Par ailleurs, la modification des courants commerciaux, liée au déplacement de la frontière, va imposer aux réseaux ferrés un nouvel effort d'adaptation : l'émergence de cette barrière sur des axes de communication privilégiés implique une restructuration des courants d'échange antérieurs. La structure du réseau de la Compagnie de l'Est et l'orientation préférentielle des courants commerciaux vers Paris ou le sud-est de la France minorent le problème pour les zones d'activité demeurées françaises. La réalisation des liaisons destinées à reconstituer la cohérence du réseau pallient rapidement la disparition temporaire des débouchés ferroviaires des communes proches de la nouvelle frontière. En Lorraine annexée, les entreprises dépendaient également des axes ferroviaires tournés vers Paris et le sud de la France. Le Reich s'applique toutefois à les intégrer dans le marché allemand, en instaurant notamment des mesures douanières vers la France. Il en résulte pour ces établissements des difficultés à poursuivre leur commerce avec leurs anciens marchés. L'Allemagne y répond en les intégrant dans le Zollverein, intégration favorisée par la création des voies ferrées nécessaires à l'évacuation de leurs productions vers l'hinterland. Ainsi, sa dépendance vis-à-vis d'une unique voie ferrée française impose à la Compagnie des Salines de l'Est, basée à Dieuze (Moselle) le passage de la frontière et l'acquittement de droits de douane tant pour son approvisionnement en houille que pour l'évacuation de sa production vers la France. Dès lors, le Reich va favoriser la réorientation de ce courant commercial vers l'Allemagne en réalisant une voie ferrée qui raccorde Dieuze et ses salines au nœud ferroviaire mosellan de Bénestroff. Ces adaptations de l'économie, ainsi que la réorganisation des circuits commerciaux, culturels ou stratégiques, encouragent à « fossiliser » une frontière qui, bien que demeurant ouverte, devient progressivement plus hermétique aux circulations ferroviaires.
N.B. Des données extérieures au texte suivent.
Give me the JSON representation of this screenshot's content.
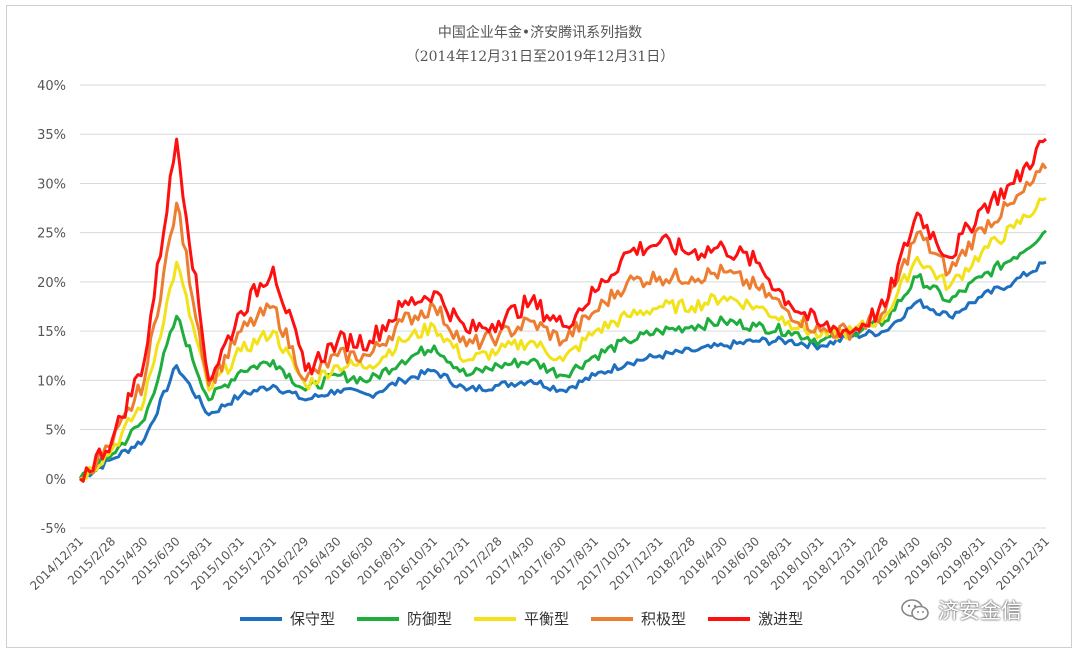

LA FOSSILISATION DE LA FRONTIÈRE

La fossilisation de la frontière naît de l'affaiblissement des liens qu'autorise pourtant la perméabilité de la frontière. Non que celle-ci se referme – les relations entre les Lorrains annexés et « de l'intérieur » perdurent tout au long de l'annexion – mais que la réorganisation de la société et des voies de communication incitent à de nouveaux déplacements. De part et d'autre de la frontière, les centres de population et d'activités développent de nouveaux liens économiques et culturels en direction de leur hinterland. Ils s'inscrivent dans le cadre des nouvelles relations ferroviaires, au détriment de liens anciens, notamment transfrontaliers. Jusqu'à la déclaration de la première guerre mondiale, les deux réseaux poursuivent assidûment la même politique de développement, fondée sur l'amplification des relations ferroviaires vers l'hinterland, au détriment des liaisons avec le réseau « ennemi ». De nouvelles liaisons ferrées, loin de relier les deux Lorraine, sont conçues dans le but avoué de restreindre davantage encore les relations entre les deux pays. Ainsi, l'accès à la zone annexée de Château-Salins imposait à ses habitants et aux fonctionnaires allemands le transit pas Nancy et le territoire français via une liaison transfrontalière. Les autorités allemandes remédient à cette situation déplaisante en inaugurant en 1881 la ligne Château-Salins – Sarralbe, qui ancre plus fortement les populations francophiles de la Seille dans le Reich.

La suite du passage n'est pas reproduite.